Requires having Lasagne-Theano (http://lasagne.readthedocs.org/en/latest/user/installation.html) and Essentia (http://essentia.upf.edu/documentation/installing.html) installed.

Lasagne is already in a folder that you can download together with MIRdl, to install Theano do:

sudo pip install --upgrade https://github.com/Theano/Theano/archive/master.zip

Dependencies: numpy and scipy.

Important folders

  • ./data/datasets: the library expects to have the dataset divided by folders that represent the tag to be predicted.
  • ./data/preloaded: this directory contains the pickle files storing the datasets in a format readable for the library. The name of the pickle file contains all the parameters used for computing it.
  • ./data/results: this directory stores the following files: .result (with training and test results), .training (having the training evolution, readable with utils.py!), .param (storing all the deep learning parameters used for each concrete experiment) and the .npz (where the best trained deep learning model is stored).
  • the public Ballroom dataset, that is also included in this repository.

Important scripts

  • runCBMI2016.py: where the network architecture is selected, you can also set the input and training parameters.
  • buildArchitecture.py: where the Lasagne-Theano network architecture is set.
  • load_datasets.py: where audios are loaded, formatted and normalized to be fed into the net.
  • MIRdl.py: main part of the library where the training happens.

Reproducing the paper

  • run: runCBMI2016.py. There, you can simply set the parameters and choose the architecture you want to use according to the paper: 'blackbox' for Black-box, 'time' for Time, 'frequency' for Frequency, 'mergeTimeFrequency' for Time-Frequency and 'loadMergeTimeFrequency' for Time-FrequencyInit. You will be able to reproduce all the results provided in the paper. The Ballroom dataset is also uploaded to this GitHub repository, after downloading it and installing the dependencies the experiments are ready to run. The Time and Frequncy models to initialize the Time-FrequencyInit architecture are also provided in ./data/preloaded.

Steps for using MIRdl

./data/datasets/GTZAN/blues

./data/datasets/GTZAN/classical

(...)

./data/datasets/GTZAN/rock

  • 2) Adapt the load_datasets.py function to work using your dataset. We recommend you to use first the GTZAN dataset (already implemented) to understand how it works.

  • 3) Set the runCBMI2016.py parameters and the deep learning architecture in buildArchitecture.py.

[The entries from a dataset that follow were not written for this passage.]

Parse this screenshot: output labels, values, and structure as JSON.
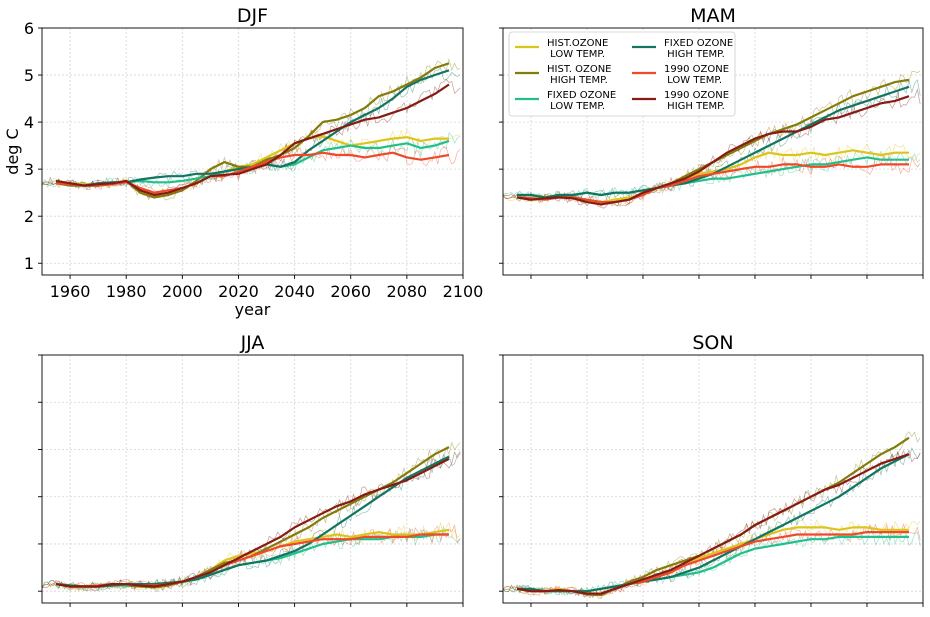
{
  "chart_data": {
    "type": "line",
    "legend": {
      "placement": "top-left",
      "panel": "MAM",
      "columns": 2
    },
    "grid": true,
    "series_styles": [
      {
        "key": "hist_low",
        "label_lines": [
          "HIST.OZONE",
          " LOW TEMP."
        ],
        "color": "#ddc41c"
      },
      {
        "key": "hist_high",
        "label_lines": [
          "HIST. OZONE",
          " HIGH TEMP."
        ],
        "color": "#857a0c"
      },
      {
        "key": "fixed_low",
        "label_lines": [
          "FIXED OZONE",
          " LOW TEMP."
        ],
        "color": "#23bf8a"
      },
      {
        "key": "fixed_high",
        "label_lines": [
          "FIXED OZONE",
          " HIGH TEMP."
        ],
        "color": "#127560"
      },
      {
        "key": "o1990_low",
        "label_lines": [
          "1990 OZONE",
          " LOW TEMP."
        ],
        "color": "#ee4a2a"
      },
      {
        "key": "o1990_high",
        "label_lines": [
          "1990 OZONE",
          " HIGH TEMP."
        ],
        "color": "#851c14"
      }
    ],
    "panels": [
      {
        "title": "DJF",
        "xlabel": "year",
        "ylabel": "deg C",
        "show_xtick_labels": true,
        "show_ytick_labels": true,
        "xlim": [
          1950,
          2100
        ],
        "ylim": [
          0.75,
          6.0
        ],
        "x_ticks": [
          1960,
          1980,
          2000,
          2020,
          2040,
          2060,
          2080,
          2100
        ],
        "y_ticks": [
          1,
          2,
          3,
          4,
          5,
          6
        ],
        "x": [
          1955,
          1960,
          1965,
          1970,
          1975,
          1980,
          1985,
          1990,
          1995,
          2000,
          2005,
          2010,
          2015,
          2020,
          2025,
          2030,
          2035,
          2040,
          2045,
          2050,
          2055,
          2060,
          2065,
          2070,
          2075,
          2080,
          2085,
          2090,
          2095
        ],
        "series": {
          "hist_low": [
            2.75,
            2.7,
            2.68,
            2.68,
            2.7,
            2.75,
            2.55,
            2.45,
            2.5,
            2.6,
            2.7,
            2.85,
            2.95,
            3.05,
            3.1,
            3.25,
            3.4,
            3.55,
            3.65,
            3.7,
            3.6,
            3.5,
            3.55,
            3.6,
            3.65,
            3.68,
            3.6,
            3.65,
            3.65
          ],
          "hist_high": [
            2.7,
            2.65,
            2.65,
            2.65,
            2.68,
            2.75,
            2.5,
            2.4,
            2.45,
            2.55,
            2.75,
            3.0,
            3.15,
            3.05,
            3.05,
            3.2,
            3.3,
            3.45,
            3.7,
            4.0,
            4.05,
            4.15,
            4.3,
            4.55,
            4.65,
            4.8,
            4.95,
            5.15,
            5.25
          ],
          "fixed_low": [
            2.7,
            2.7,
            2.65,
            2.7,
            2.72,
            2.72,
            2.75,
            2.72,
            2.72,
            2.75,
            2.8,
            2.85,
            2.95,
            3.0,
            3.05,
            3.1,
            3.05,
            3.1,
            3.25,
            3.4,
            3.45,
            3.5,
            3.45,
            3.45,
            3.5,
            3.55,
            3.45,
            3.5,
            3.6
          ],
          "fixed_high": [
            2.7,
            2.7,
            2.65,
            2.7,
            2.72,
            2.72,
            2.78,
            2.82,
            2.85,
            2.85,
            2.9,
            2.9,
            2.95,
            3.0,
            3.05,
            3.1,
            3.05,
            3.15,
            3.4,
            3.6,
            3.8,
            4.0,
            4.15,
            4.3,
            4.5,
            4.75,
            4.9,
            5.0,
            5.1
          ],
          "o1990_low": [
            2.7,
            2.68,
            2.65,
            2.65,
            2.68,
            2.72,
            2.6,
            2.5,
            2.55,
            2.6,
            2.7,
            2.85,
            2.85,
            2.95,
            3.05,
            3.15,
            3.25,
            3.3,
            3.3,
            3.35,
            3.3,
            3.3,
            3.25,
            3.3,
            3.35,
            3.25,
            3.2,
            3.25,
            3.3
          ],
          "o1990_high": [
            2.75,
            2.7,
            2.65,
            2.68,
            2.7,
            2.75,
            2.55,
            2.45,
            2.5,
            2.6,
            2.7,
            2.85,
            2.88,
            2.9,
            3.0,
            3.1,
            3.3,
            3.55,
            3.65,
            3.75,
            3.85,
            3.95,
            4.05,
            4.1,
            4.2,
            4.3,
            4.45,
            4.6,
            4.8
          ]
        }
      },
      {
        "title": "MAM",
        "xlabel": "",
        "ylabel": "",
        "show_xtick_labels": false,
        "show_ytick_labels": false,
        "xlim": [
          1950,
          2100
        ],
        "ylim": [
          0.75,
          6.0
        ],
        "x_ticks": [
          1960,
          1980,
          2000,
          2020,
          2040,
          2060,
          2080,
          2100
        ],
        "y_ticks": [
          1,
          2,
          3,
          4,
          5,
          6
        ],
        "x": [
          1955,
          1960,
          1965,
          1970,
          1975,
          1980,
          1985,
          1990,
          1995,
          2000,
          2005,
          2010,
          2015,
          2020,
          2025,
          2030,
          2035,
          2040,
          2045,
          2050,
          2055,
          2060,
          2065,
          2070,
          2075,
          2080,
          2085,
          2090,
          2095
        ],
        "series": {
          "hist_low": [
            2.4,
            2.38,
            2.4,
            2.45,
            2.4,
            2.35,
            2.3,
            2.35,
            2.4,
            2.45,
            2.6,
            2.7,
            2.8,
            2.9,
            2.95,
            3.0,
            3.1,
            3.25,
            3.35,
            3.3,
            3.3,
            3.35,
            3.3,
            3.35,
            3.4,
            3.35,
            3.3,
            3.35,
            3.35
          ],
          "hist_high": [
            2.4,
            2.35,
            2.38,
            2.45,
            2.4,
            2.35,
            2.3,
            2.3,
            2.35,
            2.5,
            2.6,
            2.7,
            2.85,
            3.0,
            3.15,
            3.3,
            3.45,
            3.6,
            3.75,
            3.85,
            3.95,
            4.1,
            4.25,
            4.4,
            4.55,
            4.65,
            4.75,
            4.85,
            4.9
          ],
          "fixed_low": [
            2.45,
            2.45,
            2.4,
            2.45,
            2.45,
            2.5,
            2.45,
            2.5,
            2.5,
            2.55,
            2.6,
            2.65,
            2.7,
            2.75,
            2.8,
            2.8,
            2.85,
            2.9,
            2.95,
            3.0,
            3.05,
            3.1,
            3.1,
            3.15,
            3.2,
            3.25,
            3.2,
            3.2,
            3.2
          ],
          "fixed_high": [
            2.45,
            2.45,
            2.4,
            2.45,
            2.45,
            2.5,
            2.45,
            2.5,
            2.5,
            2.55,
            2.6,
            2.65,
            2.7,
            2.8,
            2.9,
            3.05,
            3.2,
            3.35,
            3.5,
            3.65,
            3.8,
            3.95,
            4.1,
            4.25,
            4.35,
            4.45,
            4.55,
            4.65,
            4.75
          ],
          "o1990_low": [
            2.4,
            2.38,
            2.35,
            2.4,
            2.4,
            2.35,
            2.3,
            2.3,
            2.35,
            2.45,
            2.6,
            2.65,
            2.75,
            2.85,
            2.9,
            2.95,
            3.0,
            3.05,
            3.05,
            3.1,
            3.1,
            3.05,
            3.05,
            3.1,
            3.05,
            3.05,
            3.1,
            3.1,
            3.1
          ],
          "o1990_high": [
            2.4,
            2.35,
            2.38,
            2.4,
            2.38,
            2.3,
            2.25,
            2.3,
            2.35,
            2.5,
            2.6,
            2.7,
            2.8,
            2.95,
            3.15,
            3.35,
            3.5,
            3.65,
            3.75,
            3.8,
            3.8,
            3.9,
            4.05,
            4.1,
            4.2,
            4.3,
            4.4,
            4.45,
            4.55
          ]
        }
      },
      {
        "title": "JJA",
        "xlabel": "",
        "ylabel": "",
        "show_xtick_labels": false,
        "show_ytick_labels": false,
        "xlim": [
          1950,
          2100
        ],
        "ylim": [
          0.75,
          6.0
        ],
        "x_ticks": [
          1960,
          1980,
          2000,
          2020,
          2040,
          2060,
          2080,
          2100
        ],
        "y_ticks": [
          1,
          2,
          3,
          4,
          5,
          6
        ],
        "x": [
          1955,
          1960,
          1965,
          1970,
          1975,
          1980,
          1985,
          1990,
          1995,
          2000,
          2005,
          2010,
          2015,
          2020,
          2025,
          2030,
          2035,
          2040,
          2045,
          2050,
          2055,
          2060,
          2065,
          2070,
          2075,
          2080,
          2085,
          2090,
          2095
        ],
        "series": {
          "hist_low": [
            1.15,
            1.1,
            1.08,
            1.1,
            1.15,
            1.15,
            1.1,
            1.1,
            1.15,
            1.2,
            1.3,
            1.45,
            1.65,
            1.75,
            1.8,
            1.85,
            1.95,
            2.05,
            2.1,
            2.15,
            2.2,
            2.15,
            2.2,
            2.25,
            2.2,
            2.2,
            2.2,
            2.25,
            2.3
          ],
          "hist_high": [
            1.15,
            1.1,
            1.1,
            1.1,
            1.15,
            1.12,
            1.1,
            1.08,
            1.12,
            1.2,
            1.3,
            1.45,
            1.6,
            1.65,
            1.75,
            1.9,
            2.05,
            2.2,
            2.35,
            2.55,
            2.7,
            2.85,
            3.0,
            3.15,
            3.3,
            3.5,
            3.7,
            3.9,
            4.05
          ],
          "fixed_low": [
            1.15,
            1.12,
            1.1,
            1.1,
            1.12,
            1.12,
            1.15,
            1.15,
            1.15,
            1.2,
            1.25,
            1.35,
            1.45,
            1.55,
            1.6,
            1.65,
            1.7,
            1.8,
            1.9,
            2.0,
            2.05,
            2.1,
            2.1,
            2.1,
            2.15,
            2.15,
            2.15,
            2.2,
            2.2
          ],
          "fixed_high": [
            1.15,
            1.12,
            1.1,
            1.1,
            1.12,
            1.15,
            1.15,
            1.15,
            1.18,
            1.2,
            1.25,
            1.35,
            1.45,
            1.55,
            1.6,
            1.65,
            1.75,
            1.85,
            2.0,
            2.2,
            2.4,
            2.6,
            2.8,
            3.0,
            3.2,
            3.4,
            3.55,
            3.7,
            3.85
          ],
          "o1990_low": [
            1.15,
            1.1,
            1.1,
            1.12,
            1.15,
            1.15,
            1.12,
            1.12,
            1.15,
            1.2,
            1.3,
            1.4,
            1.55,
            1.65,
            1.75,
            1.85,
            1.95,
            2.0,
            2.05,
            2.1,
            2.1,
            2.1,
            2.15,
            2.15,
            2.15,
            2.15,
            2.2,
            2.2,
            2.2
          ],
          "o1990_high": [
            1.15,
            1.1,
            1.1,
            1.1,
            1.15,
            1.15,
            1.12,
            1.1,
            1.15,
            1.2,
            1.3,
            1.4,
            1.55,
            1.7,
            1.85,
            2.0,
            2.15,
            2.35,
            2.5,
            2.65,
            2.8,
            2.9,
            3.05,
            3.15,
            3.25,
            3.35,
            3.5,
            3.65,
            3.8
          ]
        }
      },
      {
        "title": "SON",
        "xlabel": "",
        "ylabel": "",
        "show_xtick_labels": false,
        "show_ytick_labels": false,
        "xlim": [
          1950,
          2100
        ],
        "ylim": [
          0.75,
          6.0
        ],
        "x_ticks": [
          1960,
          1980,
          2000,
          2020,
          2040,
          2060,
          2080,
          2100
        ],
        "y_ticks": [
          1,
          2,
          3,
          4,
          5,
          6
        ],
        "x": [
          1955,
          1960,
          1965,
          1970,
          1975,
          1980,
          1985,
          1990,
          1995,
          2000,
          2005,
          2010,
          2015,
          2020,
          2025,
          2030,
          2035,
          2040,
          2045,
          2050,
          2055,
          2060,
          2065,
          2070,
          2075,
          2080,
          2085,
          2090,
          2095
        ],
        "series": {
          "hist_low": [
            1.05,
            1.0,
            1.0,
            1.05,
            1.0,
            0.95,
            0.95,
            1.05,
            1.15,
            1.2,
            1.3,
            1.45,
            1.6,
            1.7,
            1.8,
            1.9,
            2.0,
            2.1,
            2.2,
            2.3,
            2.35,
            2.35,
            2.35,
            2.3,
            2.35,
            2.35,
            2.3,
            2.3,
            2.3
          ],
          "hist_high": [
            1.05,
            1.0,
            1.0,
            1.02,
            1.0,
            0.93,
            0.92,
            1.05,
            1.2,
            1.3,
            1.45,
            1.55,
            1.65,
            1.75,
            1.9,
            2.05,
            2.2,
            2.4,
            2.55,
            2.7,
            2.85,
            3.0,
            3.15,
            3.3,
            3.5,
            3.7,
            3.9,
            4.05,
            4.25
          ],
          "fixed_low": [
            1.05,
            1.05,
            1.0,
            1.0,
            1.0,
            1.0,
            1.05,
            1.1,
            1.15,
            1.2,
            1.25,
            1.3,
            1.35,
            1.4,
            1.5,
            1.65,
            1.8,
            1.9,
            1.95,
            2.0,
            2.05,
            2.1,
            2.1,
            2.15,
            2.15,
            2.15,
            2.15,
            2.15,
            2.15
          ],
          "fixed_high": [
            1.05,
            1.05,
            1.0,
            1.0,
            1.0,
            1.0,
            1.05,
            1.1,
            1.15,
            1.2,
            1.25,
            1.3,
            1.4,
            1.5,
            1.65,
            1.8,
            1.95,
            2.1,
            2.25,
            2.4,
            2.55,
            2.7,
            2.85,
            3.0,
            3.2,
            3.4,
            3.6,
            3.75,
            3.9
          ],
          "o1990_low": [
            1.05,
            1.0,
            1.0,
            1.02,
            1.0,
            0.95,
            0.95,
            1.05,
            1.15,
            1.2,
            1.3,
            1.4,
            1.55,
            1.65,
            1.75,
            1.85,
            1.95,
            2.05,
            2.1,
            2.15,
            2.2,
            2.2,
            2.2,
            2.2,
            2.2,
            2.25,
            2.25,
            2.25,
            2.25
          ],
          "o1990_high": [
            1.05,
            1.0,
            1.0,
            1.02,
            1.0,
            0.95,
            0.95,
            1.05,
            1.15,
            1.25,
            1.35,
            1.45,
            1.6,
            1.75,
            1.9,
            2.05,
            2.2,
            2.4,
            2.55,
            2.7,
            2.85,
            3.0,
            3.15,
            3.25,
            3.4,
            3.55,
            3.7,
            3.8,
            3.9
          ]
        }
      }
    ]
  }
}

  • 4) Run runCBMI2016.py.

Reference

  • Jordi Pons, Thomas Lidy & Xavier Serra (2016, June). "Experimenting with Musically Motivated Convolutional Neural Networks" in 14th International Workshop on Content-Based Multimedia Indexing (CBMI). Publisher: IEEE.

License

This code is Copyright 2016 - Music Technology Group, Universitat Pompeu Fabra. It is released under Affero GPLv3 license except for the third party libraries and datasets which have its own licenses.

This code is free software: you can redistribute it and/or modify it under the terms of the Affero GPLv3 as published by the Free Software Foundation. This code is distributed in the hope that it will be useful, but WITHOUT ANY WARRANTY; without even the implied warranty of MERCHANTABILITY or FITNESS FOR A PARTICULAR PURPOSE.